As per a recent report, almost 306.5 billion emails were sent and received last year. This figure is set to rise to 361.6 billion emails daily by 2024.
Creating an individualized content experience
Active content users are those who give more time to content and thus have a higher rate of engagement on a particular landing page. Traditional website metrics like the number of page views, the number of sessions aren’t sufficient for making an individualized experience.
Deep content analytics powered by algorithms of machine learning goes beyond traditional algorithms. They focus on the metrics that provide real-time insights on content engagement, based on the exact moment users engaged with that content on a real-time basis.
This way, capabilities of Artificial intelligence and machine learning power up the personalized tools which allow content to be individualized. These tools use insights for cross-channel content distribution towards users based on their behaviors, preferences, interests, and tastes.
Now that organizations and app development companies have the data, what next should they do?
Machine learning’s unique features and Advanced Algorithms ensure content personalization for users who visit different kinds of social media platforms and websites.
It has Predictive Content Personalization Engines collaborate with the Data Management Platforms and together they carry out activities such as data sync, data merger, and data segmentation.

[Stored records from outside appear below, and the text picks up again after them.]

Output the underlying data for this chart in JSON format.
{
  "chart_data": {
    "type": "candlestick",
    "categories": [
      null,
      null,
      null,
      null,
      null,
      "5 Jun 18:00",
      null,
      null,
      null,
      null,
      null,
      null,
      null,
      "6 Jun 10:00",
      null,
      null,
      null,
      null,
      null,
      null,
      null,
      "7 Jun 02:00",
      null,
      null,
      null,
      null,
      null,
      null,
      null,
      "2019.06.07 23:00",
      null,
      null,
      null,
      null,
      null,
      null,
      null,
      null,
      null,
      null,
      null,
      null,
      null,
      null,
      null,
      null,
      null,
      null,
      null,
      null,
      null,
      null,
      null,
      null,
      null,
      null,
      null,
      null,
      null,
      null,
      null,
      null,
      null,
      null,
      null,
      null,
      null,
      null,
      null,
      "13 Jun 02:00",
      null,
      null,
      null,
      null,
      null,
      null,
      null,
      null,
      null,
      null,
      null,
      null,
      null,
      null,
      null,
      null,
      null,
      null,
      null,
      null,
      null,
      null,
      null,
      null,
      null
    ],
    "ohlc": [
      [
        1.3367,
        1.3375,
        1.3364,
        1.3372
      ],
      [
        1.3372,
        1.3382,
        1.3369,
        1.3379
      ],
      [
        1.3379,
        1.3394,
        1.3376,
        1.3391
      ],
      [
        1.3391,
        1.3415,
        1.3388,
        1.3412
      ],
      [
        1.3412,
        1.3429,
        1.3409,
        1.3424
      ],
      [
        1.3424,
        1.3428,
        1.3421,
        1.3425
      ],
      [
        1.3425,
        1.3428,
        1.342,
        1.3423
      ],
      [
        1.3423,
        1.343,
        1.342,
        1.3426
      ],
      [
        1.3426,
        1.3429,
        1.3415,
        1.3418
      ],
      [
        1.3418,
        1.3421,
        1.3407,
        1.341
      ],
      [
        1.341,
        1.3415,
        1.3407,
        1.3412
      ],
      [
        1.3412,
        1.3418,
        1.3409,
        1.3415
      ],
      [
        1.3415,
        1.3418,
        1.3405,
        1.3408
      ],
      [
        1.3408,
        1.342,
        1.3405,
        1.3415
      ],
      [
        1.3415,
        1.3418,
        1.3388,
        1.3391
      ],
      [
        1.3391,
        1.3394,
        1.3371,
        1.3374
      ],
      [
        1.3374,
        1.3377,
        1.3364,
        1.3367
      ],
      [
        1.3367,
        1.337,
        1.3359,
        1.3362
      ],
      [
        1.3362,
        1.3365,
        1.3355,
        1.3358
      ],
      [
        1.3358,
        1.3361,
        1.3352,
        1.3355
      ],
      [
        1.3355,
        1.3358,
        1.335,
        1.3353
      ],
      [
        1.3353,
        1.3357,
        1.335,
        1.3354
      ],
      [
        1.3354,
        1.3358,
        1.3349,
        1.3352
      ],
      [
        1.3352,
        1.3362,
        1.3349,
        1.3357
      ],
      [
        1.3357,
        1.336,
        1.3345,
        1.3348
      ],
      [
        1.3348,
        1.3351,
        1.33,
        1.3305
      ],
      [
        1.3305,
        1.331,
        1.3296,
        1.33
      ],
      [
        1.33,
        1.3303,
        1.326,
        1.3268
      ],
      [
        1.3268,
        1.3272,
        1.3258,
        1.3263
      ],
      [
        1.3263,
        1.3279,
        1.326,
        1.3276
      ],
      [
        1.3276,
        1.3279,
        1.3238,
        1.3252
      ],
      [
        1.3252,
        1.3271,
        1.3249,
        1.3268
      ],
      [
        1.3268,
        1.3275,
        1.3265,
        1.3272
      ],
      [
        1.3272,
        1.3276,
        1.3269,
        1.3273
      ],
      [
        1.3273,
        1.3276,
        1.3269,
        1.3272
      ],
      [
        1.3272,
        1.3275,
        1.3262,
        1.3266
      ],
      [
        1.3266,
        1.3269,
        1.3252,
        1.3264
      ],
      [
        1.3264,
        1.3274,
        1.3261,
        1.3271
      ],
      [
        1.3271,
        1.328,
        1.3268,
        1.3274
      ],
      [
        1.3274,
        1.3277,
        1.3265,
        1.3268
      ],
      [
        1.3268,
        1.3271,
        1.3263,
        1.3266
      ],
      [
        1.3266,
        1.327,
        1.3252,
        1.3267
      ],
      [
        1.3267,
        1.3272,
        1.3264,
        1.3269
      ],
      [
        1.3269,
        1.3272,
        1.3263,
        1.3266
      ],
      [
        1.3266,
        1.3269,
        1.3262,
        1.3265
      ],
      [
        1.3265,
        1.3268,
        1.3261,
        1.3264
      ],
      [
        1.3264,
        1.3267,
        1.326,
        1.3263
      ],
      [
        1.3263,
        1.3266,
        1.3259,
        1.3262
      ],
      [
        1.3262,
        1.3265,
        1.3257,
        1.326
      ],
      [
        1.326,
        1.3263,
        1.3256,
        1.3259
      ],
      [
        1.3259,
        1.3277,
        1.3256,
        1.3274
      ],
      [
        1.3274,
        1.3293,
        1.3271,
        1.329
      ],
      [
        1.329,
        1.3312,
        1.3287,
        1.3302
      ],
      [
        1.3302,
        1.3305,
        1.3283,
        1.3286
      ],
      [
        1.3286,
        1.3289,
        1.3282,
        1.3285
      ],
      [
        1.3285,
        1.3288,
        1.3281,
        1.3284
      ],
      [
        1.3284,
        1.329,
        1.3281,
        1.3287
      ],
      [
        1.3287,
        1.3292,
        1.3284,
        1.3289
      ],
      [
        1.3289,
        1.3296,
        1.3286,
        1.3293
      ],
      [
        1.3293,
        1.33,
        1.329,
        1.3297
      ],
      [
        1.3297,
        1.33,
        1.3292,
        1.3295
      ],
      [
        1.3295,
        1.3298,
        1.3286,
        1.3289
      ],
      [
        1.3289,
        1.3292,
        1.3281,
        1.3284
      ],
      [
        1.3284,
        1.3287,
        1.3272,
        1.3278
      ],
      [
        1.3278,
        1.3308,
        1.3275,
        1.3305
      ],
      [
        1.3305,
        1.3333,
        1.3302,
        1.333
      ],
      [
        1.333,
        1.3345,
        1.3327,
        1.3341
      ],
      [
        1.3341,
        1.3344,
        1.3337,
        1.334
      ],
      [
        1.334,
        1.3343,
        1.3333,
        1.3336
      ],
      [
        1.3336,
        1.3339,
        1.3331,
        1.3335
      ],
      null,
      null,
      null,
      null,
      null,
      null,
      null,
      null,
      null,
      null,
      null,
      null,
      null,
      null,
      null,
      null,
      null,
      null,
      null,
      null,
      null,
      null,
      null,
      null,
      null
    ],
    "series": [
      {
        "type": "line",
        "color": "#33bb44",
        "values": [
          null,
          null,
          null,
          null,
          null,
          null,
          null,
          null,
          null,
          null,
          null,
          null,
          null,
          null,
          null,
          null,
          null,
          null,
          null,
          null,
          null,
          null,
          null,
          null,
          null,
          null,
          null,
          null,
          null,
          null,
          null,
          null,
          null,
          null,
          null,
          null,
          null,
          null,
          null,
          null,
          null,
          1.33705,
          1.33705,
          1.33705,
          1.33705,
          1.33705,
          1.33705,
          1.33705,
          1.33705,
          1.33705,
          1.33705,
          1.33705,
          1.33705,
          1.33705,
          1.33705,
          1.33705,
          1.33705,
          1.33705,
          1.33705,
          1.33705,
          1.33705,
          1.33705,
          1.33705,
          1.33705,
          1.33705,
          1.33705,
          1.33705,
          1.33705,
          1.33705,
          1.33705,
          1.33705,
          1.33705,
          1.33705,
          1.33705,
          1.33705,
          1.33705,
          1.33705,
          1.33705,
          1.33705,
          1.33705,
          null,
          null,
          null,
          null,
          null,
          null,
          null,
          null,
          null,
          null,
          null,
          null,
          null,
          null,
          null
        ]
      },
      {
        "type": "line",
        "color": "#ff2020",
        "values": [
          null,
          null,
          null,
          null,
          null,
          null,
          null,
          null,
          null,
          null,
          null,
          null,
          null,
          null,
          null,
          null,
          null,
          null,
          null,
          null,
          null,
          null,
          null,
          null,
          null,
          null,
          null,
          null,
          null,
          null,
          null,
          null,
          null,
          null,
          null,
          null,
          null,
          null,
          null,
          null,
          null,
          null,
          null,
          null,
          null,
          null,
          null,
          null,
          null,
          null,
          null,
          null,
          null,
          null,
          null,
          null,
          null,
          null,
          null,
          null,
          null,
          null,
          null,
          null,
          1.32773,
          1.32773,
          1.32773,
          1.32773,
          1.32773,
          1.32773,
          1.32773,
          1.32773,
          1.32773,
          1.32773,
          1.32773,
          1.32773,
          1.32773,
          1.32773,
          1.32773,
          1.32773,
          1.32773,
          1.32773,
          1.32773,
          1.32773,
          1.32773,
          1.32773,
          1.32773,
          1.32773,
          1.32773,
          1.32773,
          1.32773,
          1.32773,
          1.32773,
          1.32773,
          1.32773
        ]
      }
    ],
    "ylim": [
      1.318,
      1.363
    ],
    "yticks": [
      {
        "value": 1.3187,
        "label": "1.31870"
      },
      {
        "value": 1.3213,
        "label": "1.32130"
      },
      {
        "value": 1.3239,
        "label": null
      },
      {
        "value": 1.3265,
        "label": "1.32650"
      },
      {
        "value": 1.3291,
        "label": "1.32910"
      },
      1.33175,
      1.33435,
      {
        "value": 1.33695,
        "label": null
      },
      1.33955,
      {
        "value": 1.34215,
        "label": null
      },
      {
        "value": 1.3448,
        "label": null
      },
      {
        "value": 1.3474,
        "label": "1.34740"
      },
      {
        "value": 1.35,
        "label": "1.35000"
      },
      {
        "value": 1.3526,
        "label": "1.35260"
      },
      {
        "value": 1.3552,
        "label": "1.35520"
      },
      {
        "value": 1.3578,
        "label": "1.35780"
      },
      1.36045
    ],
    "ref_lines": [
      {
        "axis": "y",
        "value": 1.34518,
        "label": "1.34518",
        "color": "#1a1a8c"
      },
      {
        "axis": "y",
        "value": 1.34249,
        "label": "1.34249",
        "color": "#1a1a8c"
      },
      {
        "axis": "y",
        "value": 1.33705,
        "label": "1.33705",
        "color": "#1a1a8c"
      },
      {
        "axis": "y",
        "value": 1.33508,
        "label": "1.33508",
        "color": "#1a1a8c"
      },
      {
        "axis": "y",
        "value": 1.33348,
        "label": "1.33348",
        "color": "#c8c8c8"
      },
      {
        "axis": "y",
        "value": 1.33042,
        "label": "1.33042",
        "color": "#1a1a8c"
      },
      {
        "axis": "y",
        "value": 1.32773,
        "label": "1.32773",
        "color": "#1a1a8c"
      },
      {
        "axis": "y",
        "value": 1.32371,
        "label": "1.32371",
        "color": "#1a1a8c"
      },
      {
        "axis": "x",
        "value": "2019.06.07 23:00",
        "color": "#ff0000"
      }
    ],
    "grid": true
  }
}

Consequently, we can deliver user-specific content promotions, messaging recommendations, and the like, thanks to machine learning.
Which apps and firms are top examples of delivering personalized content via machine learning?
Machine Learning-based predictive content personalization goes along really well in the eCommerce and entertainment industries. With other industries, it has recently established a synergy that is going quite well. Here are some prominent examples of apps and firms delivering personalized content via machine learning:
- Amazon leverages the monumental potential of email recommendations. According to Amazon, this is much more efficient as compared to on-site personalization.
- Netflix uses dynamic page metrics and follows recommendations that have been generated by ML. These metrics track and store the tastes and preferences of visitors.
- Spotify leverages the power of Machine learning-supported personalized playlists, including Discover Weekly, Release Radar, and Spotify Radio. All of these emphasize the content personalization aspect.
What do mobile app development firms have to do with this?
Mobile app development firms are not just developers, they are also marketers of their apps and their firm. They also track mobile app usage to see where the app broke down, which part of the app interested them the most, what should be the app’s layout, what content should it have and the like.
The app designers and developers work with quality assurance and marketing teams to ensure that the app is bug-free and offers the best functionality and optimal performance.
Moreover, predictive content personalization is backed and powered by Machine Learning algorithms, which enables firms to provide each user, visitor, or prospective customer a unique and worthwhile experience.
These high-quality recommendations are based on real-time personalization and are present at each touchpoint along a customer’s journey. Machine learning’s security algorithms ensure infallible Data privacy and security.